PISTOCLÈRE. Ici.
LYDUS. Comment, ici ? Qui demeure dans cette maison ?
PISTOCLÈRE. L’Amour, la Volupté, Vénus, la Grâce, la Joie, les Jeux, les Ris, les Doux Propos, le Tendre Baiser.
LYDUS. Eh ! qu’avez-vous affaire avec ces fléaux ?
PISTOCLÈRE. Il n’y a qu’un méchant homme qui parle mal des gens de bien.
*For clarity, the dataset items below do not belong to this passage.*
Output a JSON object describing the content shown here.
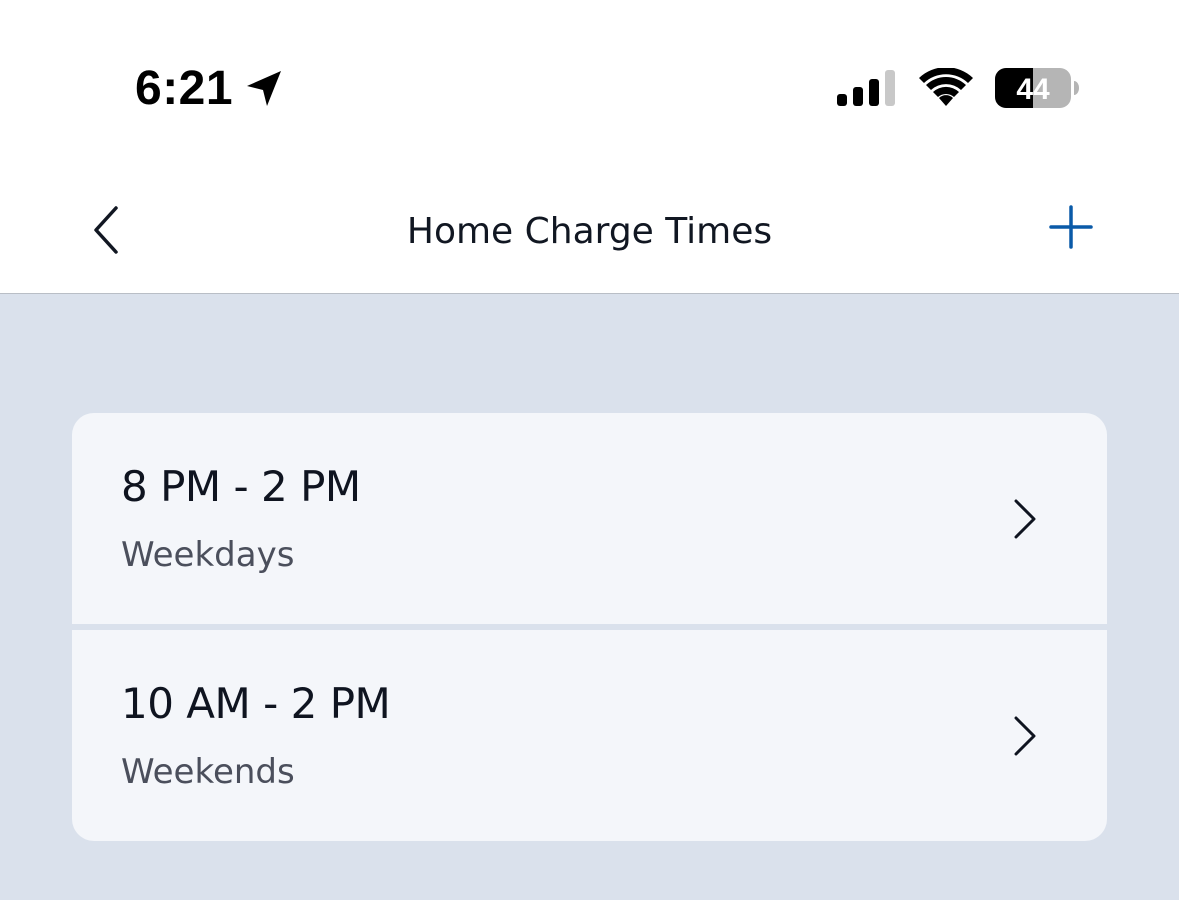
{
  "status_bar": {
    "time": "6:21",
    "battery_level": "44",
    "icons": [
      "location-arrow-icon",
      "cellular-signal-icon",
      "wifi-icon",
      "battery-icon"
    ]
  },
  "nav": {
    "title": "Home Charge Times",
    "back_icon": "chevron-left-icon",
    "add_icon": "plus-icon",
    "accent_color": "#0a5aa8"
  },
  "schedules": [
    {
      "time_range": "8 PM - 2 PM",
      "days": "Weekdays"
    },
    {
      "time_range": "10 AM - 2 PM",
      "days": "Weekends"
    }
  ],
  "colors": {
    "background": "#dae1ec",
    "card": "#f4f6fa",
    "primary_text": "#0f1420",
    "secondary_text": "#4b4f5c"
  }
}
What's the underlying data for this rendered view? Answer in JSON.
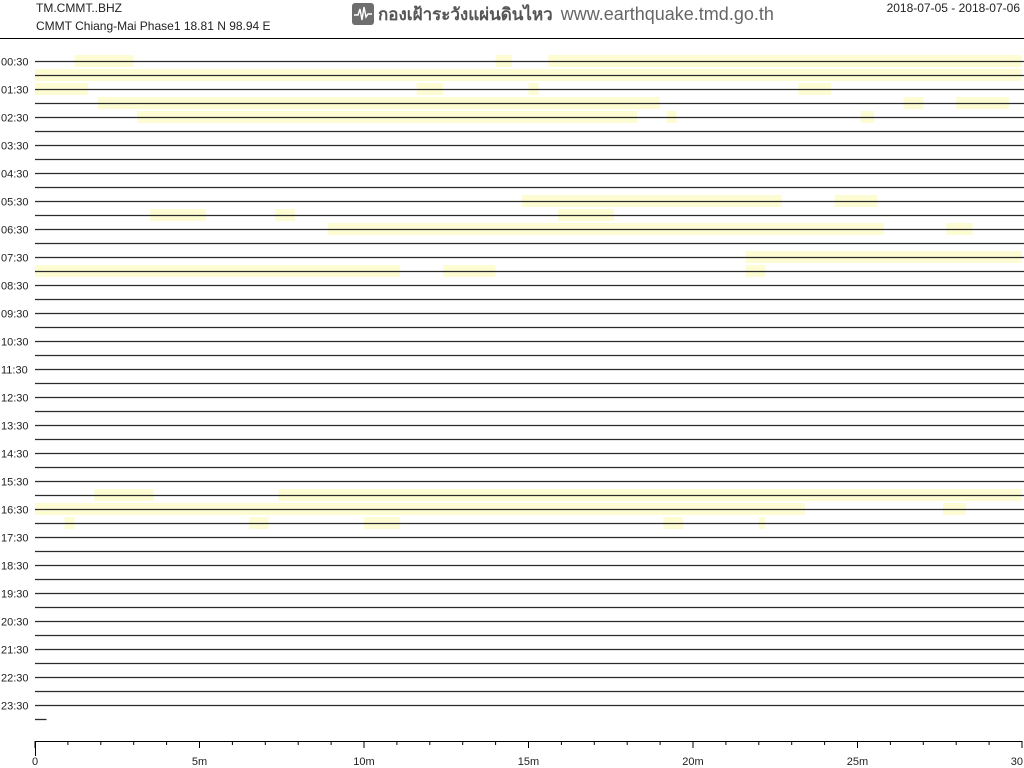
{
  "header": {
    "station_code": "TM.CMMT..BHZ",
    "station_desc": "CMMT Chiang-Mai Phase1  18.81 N 98.94 E",
    "date_range": "2018-07-05 - 2018-07-06",
    "logo_thai": "กองเฝ้าระวังแผ่นดินไหว",
    "logo_url": "www.earthquake.tmd.go.th",
    "logo_icon": "seismograph-icon"
  },
  "colors": {
    "trace": "#2b2b2b",
    "highlight": "#fdfcd2",
    "axis": "#000000",
    "text": "#222222"
  },
  "chart_data": {
    "type": "helicorder",
    "title": "",
    "xlabel": "",
    "ylabel": "",
    "xlim": [
      0,
      30
    ],
    "x_ticks": [
      {
        "value": 0,
        "label": "0"
      },
      {
        "value": 5,
        "label": "5m"
      },
      {
        "value": 10,
        "label": "10m"
      },
      {
        "value": 15,
        "label": "15m"
      },
      {
        "value": 20,
        "label": "20m"
      },
      {
        "value": 25,
        "label": "25m"
      },
      {
        "value": 30,
        "label": "30"
      }
    ],
    "hour_labels": [
      "00:30",
      "01:30",
      "02:30",
      "03:30",
      "04:30",
      "05:30",
      "06:30",
      "07:30",
      "08:30",
      "09:30",
      "10:30",
      "11:30",
      "12:30",
      "13:30",
      "14:30",
      "15:30",
      "16:30",
      "17:30",
      "18:30",
      "19:30",
      "20:30",
      "21:30",
      "22:30",
      "23:30"
    ],
    "trace_count": 48,
    "last_trace_end_minute": 0.35,
    "highlights": [
      {
        "trace": 0,
        "x0": 1.2,
        "x1": 3.0
      },
      {
        "trace": 0,
        "x0": 14.0,
        "x1": 14.5
      },
      {
        "trace": 0,
        "x0": 15.6,
        "x1": 30
      },
      {
        "trace": 1,
        "x0": 0,
        "x1": 30
      },
      {
        "trace": 2,
        "x0": 0,
        "x1": 1.6
      },
      {
        "trace": 2,
        "x0": 11.6,
        "x1": 12.4
      },
      {
        "trace": 2,
        "x0": 15.0,
        "x1": 15.3
      },
      {
        "trace": 2,
        "x0": 23.2,
        "x1": 24.2
      },
      {
        "trace": 3,
        "x0": 1.9,
        "x1": 19.0
      },
      {
        "trace": 3,
        "x0": 26.4,
        "x1": 27.0
      },
      {
        "trace": 3,
        "x0": 28.0,
        "x1": 29.6
      },
      {
        "trace": 4,
        "x0": 3.1,
        "x1": 18.3
      },
      {
        "trace": 4,
        "x0": 19.2,
        "x1": 19.5
      },
      {
        "trace": 4,
        "x0": 25.1,
        "x1": 25.5
      },
      {
        "trace": 10,
        "x0": 14.8,
        "x1": 22.7
      },
      {
        "trace": 10,
        "x0": 24.3,
        "x1": 25.6
      },
      {
        "trace": 11,
        "x0": 3.5,
        "x1": 5.2
      },
      {
        "trace": 11,
        "x0": 7.3,
        "x1": 7.9
      },
      {
        "trace": 11,
        "x0": 15.9,
        "x1": 17.6
      },
      {
        "trace": 12,
        "x0": 8.9,
        "x1": 25.8
      },
      {
        "trace": 12,
        "x0": 27.7,
        "x1": 28.5
      },
      {
        "trace": 14,
        "x0": 21.6,
        "x1": 30
      },
      {
        "trace": 15,
        "x0": 0,
        "x1": 11.1
      },
      {
        "trace": 15,
        "x0": 12.4,
        "x1": 14.0
      },
      {
        "trace": 15,
        "x0": 21.6,
        "x1": 22.2
      },
      {
        "trace": 31,
        "x0": 1.8,
        "x1": 3.6
      },
      {
        "trace": 31,
        "x0": 7.4,
        "x1": 30
      },
      {
        "trace": 32,
        "x0": 0,
        "x1": 23.4
      },
      {
        "trace": 32,
        "x0": 27.6,
        "x1": 28.3
      },
      {
        "trace": 33,
        "x0": 0.9,
        "x1": 1.2
      },
      {
        "trace": 33,
        "x0": 6.5,
        "x1": 7.1
      },
      {
        "trace": 33,
        "x0": 10.0,
        "x1": 11.1
      },
      {
        "trace": 33,
        "x0": 19.1,
        "x1": 19.7
      },
      {
        "trace": 33,
        "x0": 22.0,
        "x1": 22.2
      }
    ]
  }
}
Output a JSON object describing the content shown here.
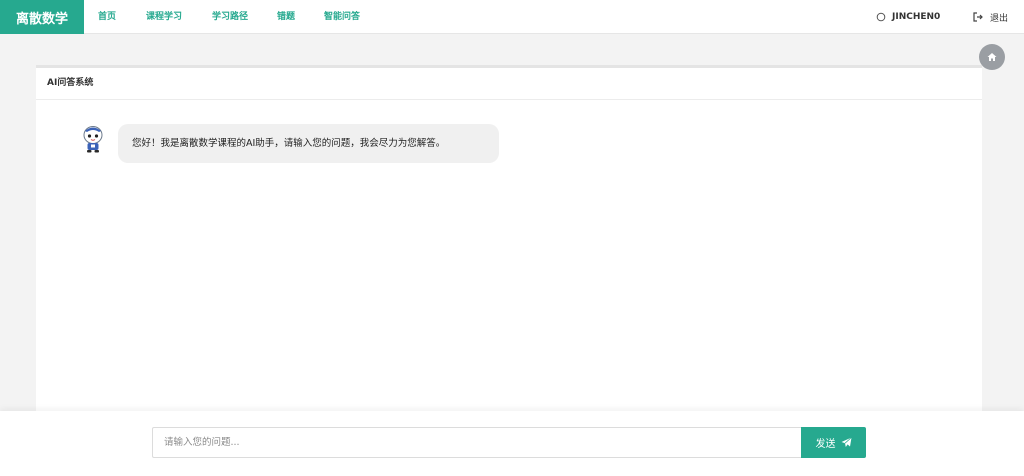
{
  "navbar": {
    "brand": "离散数学",
    "items": [
      {
        "label": "首页"
      },
      {
        "label": "课程学习"
      },
      {
        "label": "学习路径"
      },
      {
        "label": "错题"
      },
      {
        "label": "智能问答"
      }
    ],
    "user": {
      "name": "JINCHEN0",
      "icon": "user-icon"
    },
    "logout": {
      "label": "退出",
      "icon": "logout-icon"
    }
  },
  "home_button": {
    "icon": "home-icon"
  },
  "panel": {
    "title": "AI问答系统",
    "messages": [
      {
        "sender": "assistant",
        "avatar": "robot-avatar",
        "text": "您好！我是离散数学课程的AI助手，请输入您的问题，我会尽力为您解答。"
      }
    ]
  },
  "composer": {
    "placeholder": "请输入您的问题...",
    "value": "",
    "send_label": "发送",
    "send_icon": "paper-plane-icon"
  },
  "colors": {
    "accent": "#26a98f",
    "page_bg": "#f3f3f3",
    "bubble_bg": "#f0f0f0",
    "fab_bg": "#9a9ea3"
  }
}
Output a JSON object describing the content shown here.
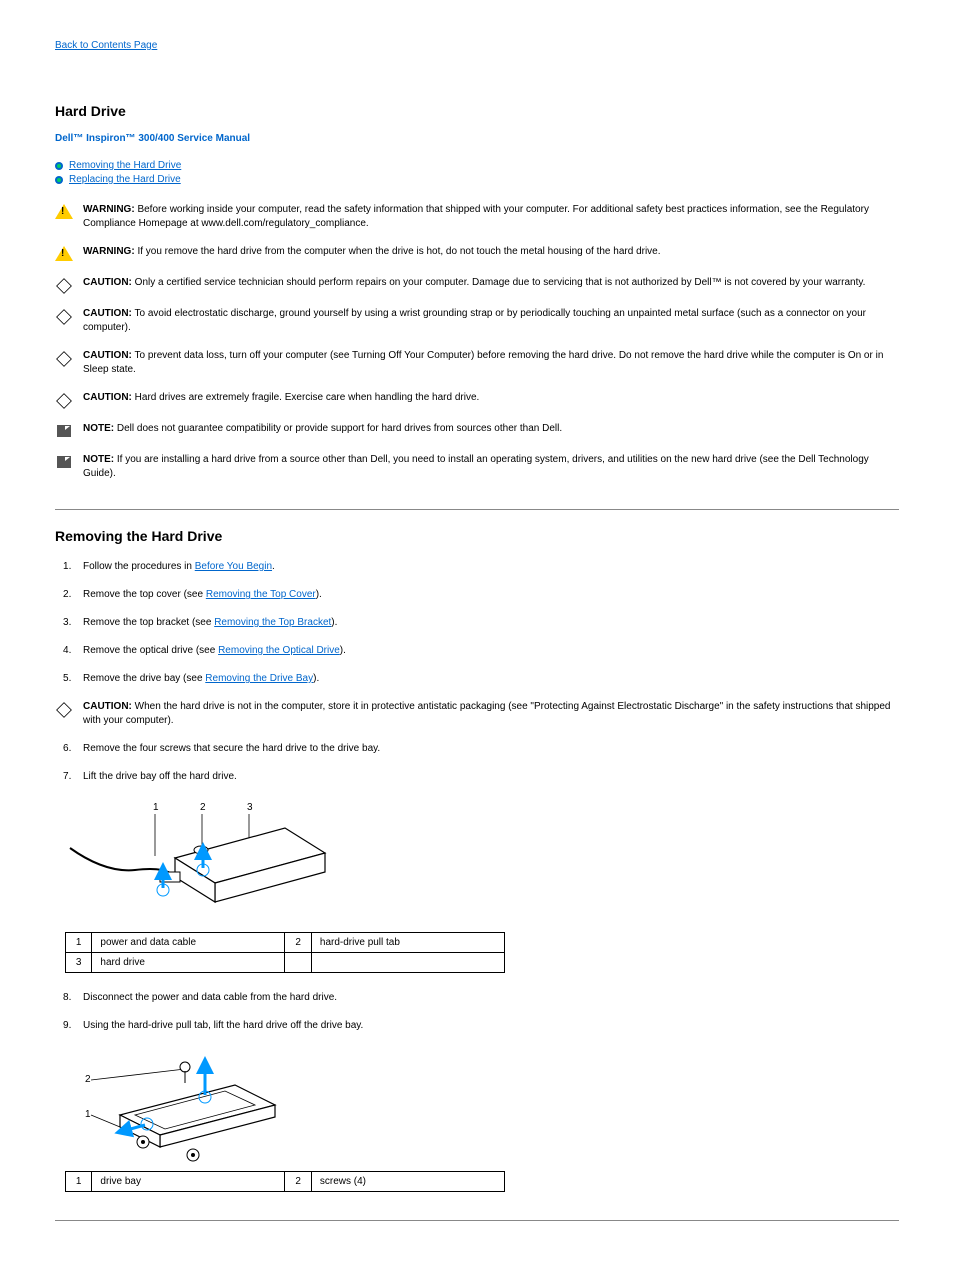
{
  "nav": {
    "back": "Back to Contents Page"
  },
  "title": "Hard Drive",
  "subtitle": "Dell™ Inspiron™ 300/400 Service Manual",
  "toc": [
    {
      "label": "Removing the Hard Drive"
    },
    {
      "label": "Replacing the Hard Drive"
    }
  ],
  "notices": [
    {
      "type": "warn",
      "lead": "WARNING:",
      "body": " Before working inside your computer, read the safety information that shipped with your computer. For additional safety best practices information, see the Regulatory Compliance Homepage at www.dell.com/regulatory_compliance."
    },
    {
      "type": "warn",
      "lead": "WARNING:",
      "body": " If you remove the hard drive from the computer when the drive is hot, do not touch the metal housing of the hard drive."
    },
    {
      "type": "caution",
      "lead": "CAUTION:",
      "body": " Only a certified service technician should perform repairs on your computer. Damage due to servicing that is not authorized by Dell™ is not covered by your warranty."
    },
    {
      "type": "caution",
      "lead": "CAUTION:",
      "body": " To avoid electrostatic discharge, ground yourself by using a wrist grounding strap or by periodically touching an unpainted metal surface (such as a connector on your computer)."
    },
    {
      "type": "caution",
      "lead": "CAUTION:",
      "body": " To prevent data loss, turn off your computer (see Turning Off Your Computer) before removing the hard drive. Do not remove the hard drive while the computer is On or in Sleep state."
    },
    {
      "type": "caution",
      "lead": "CAUTION:",
      "body": " Hard drives are extremely fragile. Exercise care when handling the hard drive."
    },
    {
      "type": "note",
      "lead": "NOTE:",
      "body": " Dell does not guarantee compatibility or provide support for hard drives from sources other than Dell."
    },
    {
      "type": "note",
      "lead": "NOTE:",
      "body": " If you are installing a hard drive from a source other than Dell, you need to install an operating system, drivers, and utilities on the new hard drive (see the Dell Technology Guide)."
    }
  ],
  "section1": {
    "title": "Removing the Hard Drive",
    "steps": [
      {
        "text": "Follow the procedures in ",
        "link": "Before You Begin",
        "rest": "."
      },
      {
        "text": "Remove the top cover (see ",
        "link": "Removing the Top Cover",
        "rest": ")."
      },
      {
        "text": "Remove the top bracket (see ",
        "link": "Removing the Top Bracket",
        "rest": ")."
      },
      {
        "text": "Remove the optical drive (see ",
        "link": "Removing the Optical Drive",
        "rest": ")."
      },
      {
        "text": "Remove the drive bay (see ",
        "link": "Removing the Drive Bay",
        "rest": ")."
      }
    ],
    "caution": {
      "lead": "CAUTION:",
      "body": " When the hard drive is not in the computer, store it in protective antistatic packaging (see \"Protecting Against Electrostatic Discharge\" in the safety instructions that shipped with your computer)."
    },
    "steps2": [
      {
        "text": "Remove the four screws that secure the hard drive to the drive bay."
      },
      {
        "text": "Lift the drive bay off the hard drive."
      }
    ],
    "table1": [
      {
        "n": "1",
        "d": "power and data cable"
      },
      {
        "n": "2",
        "d": "hard-drive pull tab"
      },
      {
        "n": "3",
        "d": "hard drive"
      }
    ],
    "steps3": [
      {
        "text": "Disconnect the power and data cable from the hard drive."
      },
      {
        "text": "Using the hard-drive pull tab, lift the hard drive off the drive bay."
      }
    ],
    "table2": [
      {
        "n": "1",
        "d": "drive bay"
      },
      {
        "n": "2",
        "d": "screws (4)"
      }
    ]
  }
}
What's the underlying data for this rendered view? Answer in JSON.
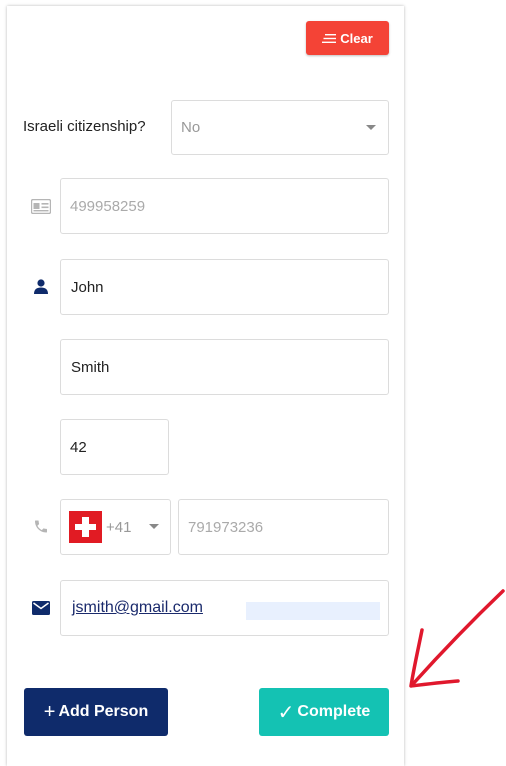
{
  "toolbar": {
    "clear_label": "Clear"
  },
  "form": {
    "citizenship_label": "Israeli citizenship?",
    "citizenship_value": "No",
    "id_placeholder": "499958259",
    "first_name": "John",
    "last_name": "Smith",
    "age": "42",
    "country_code": "+41",
    "phone_placeholder": "791973236",
    "email": "jsmith@gmail.com"
  },
  "actions": {
    "add_person_label": "Add Person",
    "complete_label": "Complete"
  },
  "icons": {
    "id_card": "id-card-icon",
    "person": "person-icon",
    "phone": "phone-icon",
    "email": "envelope-icon",
    "flag": "swiss-flag-icon"
  },
  "colors": {
    "clear": "#f44336",
    "add_person": "#0f2b6b",
    "complete": "#14c2b3",
    "annotation_arrow": "#e0182d"
  }
}
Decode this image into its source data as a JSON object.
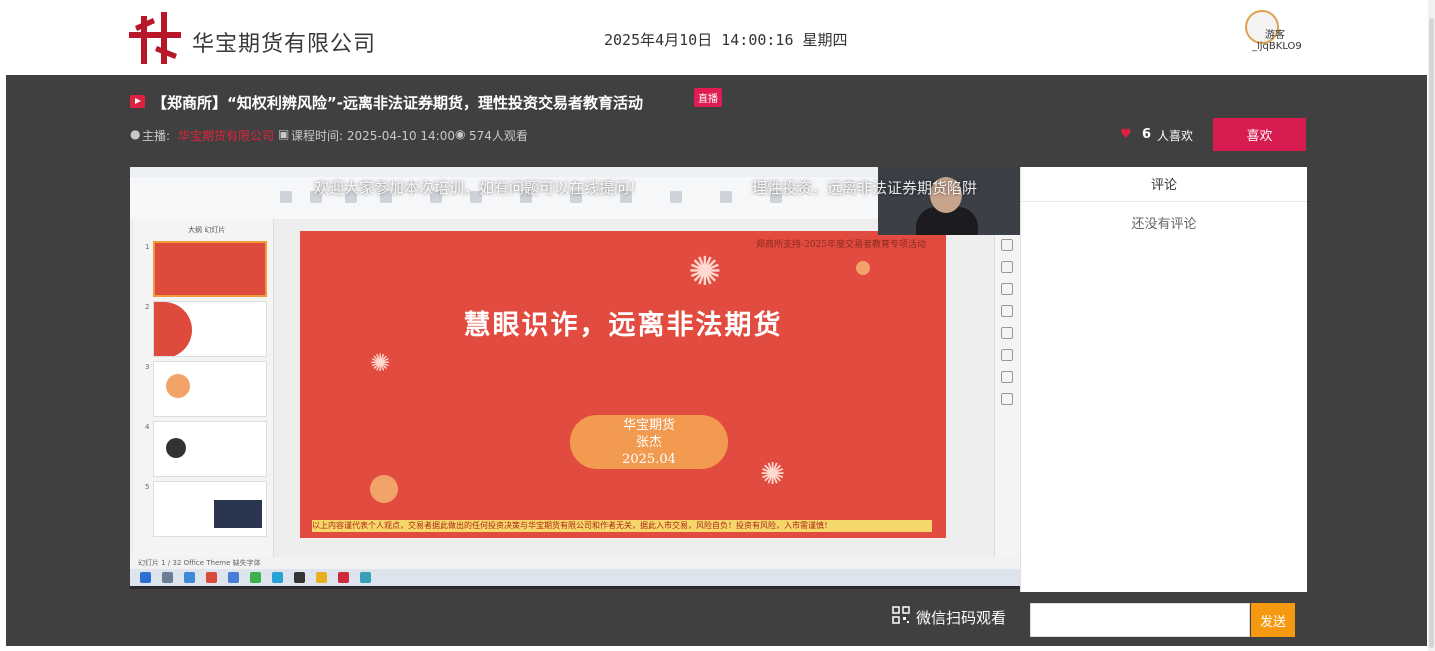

Vous, vous outragez jusqu’aux dieux : vous avez tort.
LYDUS. Il y a donc un dieu qui s’appelle Tendre Baiser ?
PISTOCLÈRE. Vous ne le saviez pas ? Ah ! Lydus, êtes-vous barbare, vous que je croyais plus sage que Thalès ! Allons, vous êtes plus borné que le stupide Potitius[1], si à votre âge vous ne savez pas les noms de nos dieux.
LYDUS. Cet accoutrement ne me sourit guère.
PISTOCLÈRE. Aussi n’est-ce pas pour vous qu’on l’a pris, mais bien pour moi, et tel qu’il est, il me plaît.
LYDUS. C’est ainsi que vous raisonnez à ma barbe ! quand vous auriez dix langues, il vous siérait mieux de rester muet.
PISTOCLÈRE. Mon cher Lydus, il vient un âge où l’on ne va plus à l’école. En ce moment, je n’ai qu’une chose dans la tête : c’est que le cuisinier nous apprête dignement ces mets délicats.
LYDUS. Vous vous perdez, vous me perdez aussi ; et voilà le résultat de mes soins et des bonnes leçons que je vous ai prodiguées !
PISTOCLÈRE. Nous avons tous deux perdu notre temps, et vos leçons n’ont servi ni à vous ni à moi.
LYDUS. Pauvre cœur ensorcelé !
PISTOCLÈRE. Vous êtes assommant. Allons, Lydus, taisez-vous et suivez-moi.
LYDUS. Voyez, il ne m’appelle plus son gouverneur, mais tout bonnement Lydus.
PISTOCLÈRE. Il serait peu convenable, ce me semble, quand le maître va être installé là dedans, couché près de sa maitresse et l’embrassant au milieu de joyeux convives, qu’il y eût devant eux un gouverneur.
LYDUS. Comment ! c’est pour cela que vous avez acheté ces provisions ?
PISTOCLÈRE. Je l’espère ; mais l’événement dépend des dieux.
LYDUS. Vous aurez une maitresse, vous ?
- ↑ Personnage dont la sottise était proverbiale à Rome, comme la sagesse de Thalès à Athènes.